While the Judenrat worked against heavy odds to equitably distribute the ghetto’s meager allotment of rations, more Jews were shipped in from Lodz, Krakow and other cities. Jews fought for jobs, including work in the labor battalions organized by the Nazis. Those unable to find work sold jewels, clothing or whatever else they possessed in order to obtain food. From 300 to 400 people died daily.

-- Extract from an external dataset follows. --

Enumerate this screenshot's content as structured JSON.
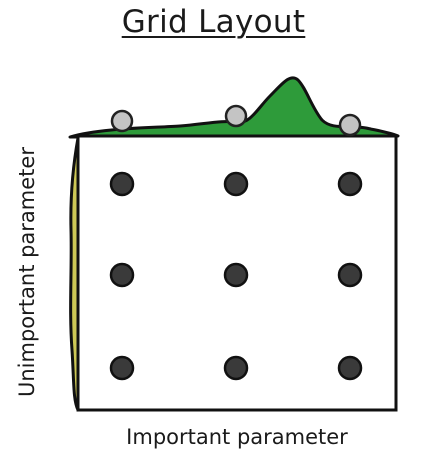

More than 43,000 starved to death during the first year, and 37,000 more in the first nine months of 1942. Even those statistics, however, were viewed by SS commander Heinrich Himmler, in his capacity of Reichskommissar für die Festigung deutschen Volkstums (Reich Commissar for the Consolidation of German Nationhood), as being insufficient to satisfy his program for the racial ‘purification’ of Germany and Europe.

On July 22, 1942, Himmler ordered all Jews not already in concentration camps to be deported to the camps by the end of the year. This operation was christened Operation Heydrich, as a memorial to the late Gestapo chief, who had died in Prague on June 4 of wounds incurred from a bomb thrown under his car on May 29 by a Czech resistance fighter.

The German authorities placed responsibility on the Judenrat to deliver 6,000 Jews daily to the rail spur north of the ghetto, known as the Umschlagplatz (’transfer station’). The Germans insisted the deportees were being resettled in labor camps, but Jewish resistance fighters, joining the exodus to reconnoiter and then escaping and returning to the ghetto, revealed the truth to an incredulous populace. A small number of the most able-bodied Jews were, indeed, put to work in forced labor camps, they reported, but for the vast majority of ‘evacuees’ the final destinations had names like Auschwitz and Treblinka. In those camps, the arriving Jews were herded into shower rooms where they were killed by a cyanide gas called Zyklon B. The bodies were then incinerated in ovens. It was a program of efficient, systematic extermination on an industrial scale.